英国最高の巨匠とも言われるターナーは風景画の可能性を追求し続けた画家で、英国各地はもとより、イタリアを中心にヨーロッパの各国の風景をも描いています。
水彩画からスタートし、やがて油彩も手掛けるようになったターナーですが、本展では、スケッチ、原画、未完成品、実験的な作品をも含めて、そのキャリアと作風の変遷を順を追って観られるようになっています。
その中で私が印象的に感じたのは、遠近感の表現の秀逸さです。
単に奥行きが感じられるというだけではなく、近景と遠景の間に幾重にも重なって存在している大気の存在感や光のあたり方の変化が巧みに表現されていて、そこには温もりや湿り気といったものも感じられました。
また、海洋国家であった英国を象徴するかのように海や船を描いた作品も多かったのですが、「平和―水葬」という作品での黒の使い方も印象的でした。

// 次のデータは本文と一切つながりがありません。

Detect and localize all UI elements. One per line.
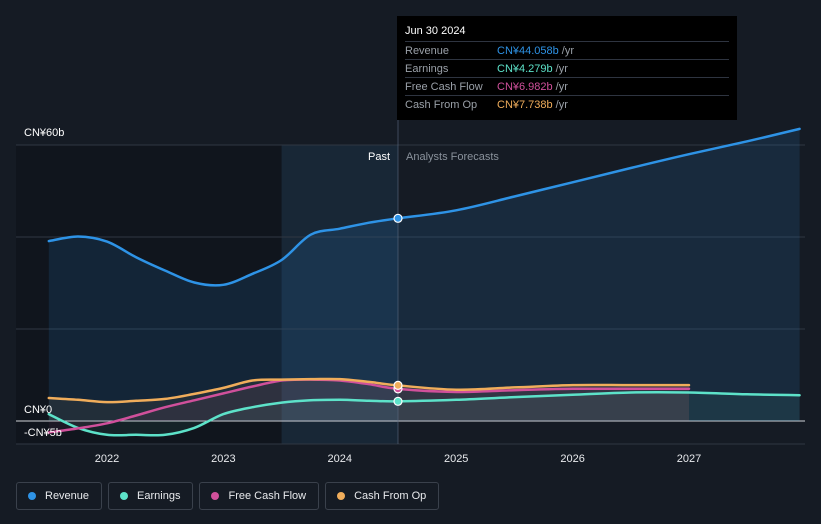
tooltip-value: CN¥4.279b [497,62,553,75]
legend-dot-icon [120,492,129,500]
tooltip-unit: /yr [561,44,575,57]
legend-dot-icon [337,492,346,500]
legend-item-cash-from-op[interactable]: Cash From Op [325,482,440,510]
legend-item-revenue[interactable]: Revenue [16,482,103,510]
series-area-earnings [48,392,800,436]
legend-item-earnings[interactable]: Earnings [108,482,194,510]
highlight-region [281,145,398,444]
series-line-revenue [47,127,801,287]
tooltip-row-revenue: Revenue CN¥44.058b /yr [405,41,729,59]
series-line-cash-from-op [47,377,691,404]
legend-dot-icon [28,492,36,500]
legend-item-free-cash-flow[interactable]: Free Cash Flow [199,482,320,510]
y-tick-label: CN¥60b [24,127,64,139]
marker-cash-from-op [393,380,403,391]
tooltip-label: Earnings [405,62,449,75]
tooltip-row-free-cash-flow: Free Cash Flow CN¥6.982b /yr [405,77,729,95]
legend-label: Revenue [45,490,90,502]
marker-earnings [393,396,403,406]
x-tick-label: 2022 [95,453,119,465]
x-tick-label: 2027 [677,453,701,465]
x-tick-label: 2026 [560,453,584,465]
tooltip-row-earnings: Earnings CN¥4.279b /yr [405,59,729,77]
legend-dot-icon [211,492,220,500]
legend-label: Free Cash Flow [228,490,307,502]
tooltip-unit: /yr [555,62,568,75]
marker-revenue [393,213,403,223]
series-area-free-cash-flow [48,379,690,433]
x-tick-label: 2025 [444,453,468,465]
series-line-earnings [47,390,801,437]
series-area-revenue [48,128,800,421]
forecast-label: Analysts Forecasts [406,151,499,163]
tooltip-unit: /yr [555,80,568,93]
y-tick-label: -CN¥5b [24,427,62,439]
tooltip-label: Revenue [405,44,450,57]
tooltip-value: CN¥44.058b [497,44,559,57]
tooltip-unit: /yr [555,98,568,111]
tooltip-row-cash-from-op: Cash From Op CN¥7.738b /yr [405,95,729,113]
x-tick-label: 2023 [211,453,235,465]
past-label: Past [368,151,390,163]
tooltip-label: Cash From Op [405,98,478,111]
legend-label: Cash From Op [354,490,427,502]
chart-area: Past Analysts Forecasts CN¥60b CN¥0 -CN¥5b 20… [16,120,805,465]
legend: Revenue Earnings Free Cash Flow Cash Fro… [16,482,440,510]
tooltip: Jun 30 2024 Revenue CN¥44.058b /yr Earni… [397,16,737,120]
y-tick-label: CN¥0 [24,404,52,416]
x-tick-label: 2024 [328,453,352,465]
tooltip-value: CN¥6.982b [497,80,553,93]
legend-label: Earnings [137,490,181,502]
tooltip-label: Free Cash Flow [405,80,483,93]
tooltip-date: Jun 30 2024 [405,25,466,37]
tooltip-value: CN¥7.738b [497,98,553,111]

こうしてターナーの絵を観ていると、エルガーの音楽を連想してしまいました。
「威風堂々」というよりも、「エニグマ変奏曲」のような...
英国の風景を描いているからなのか、作風に世相が表れているのか、それとも単に英国の画家だからという先入観からきているのかわかりませんが、なにかしらリンクするものがあるのでしょうかね。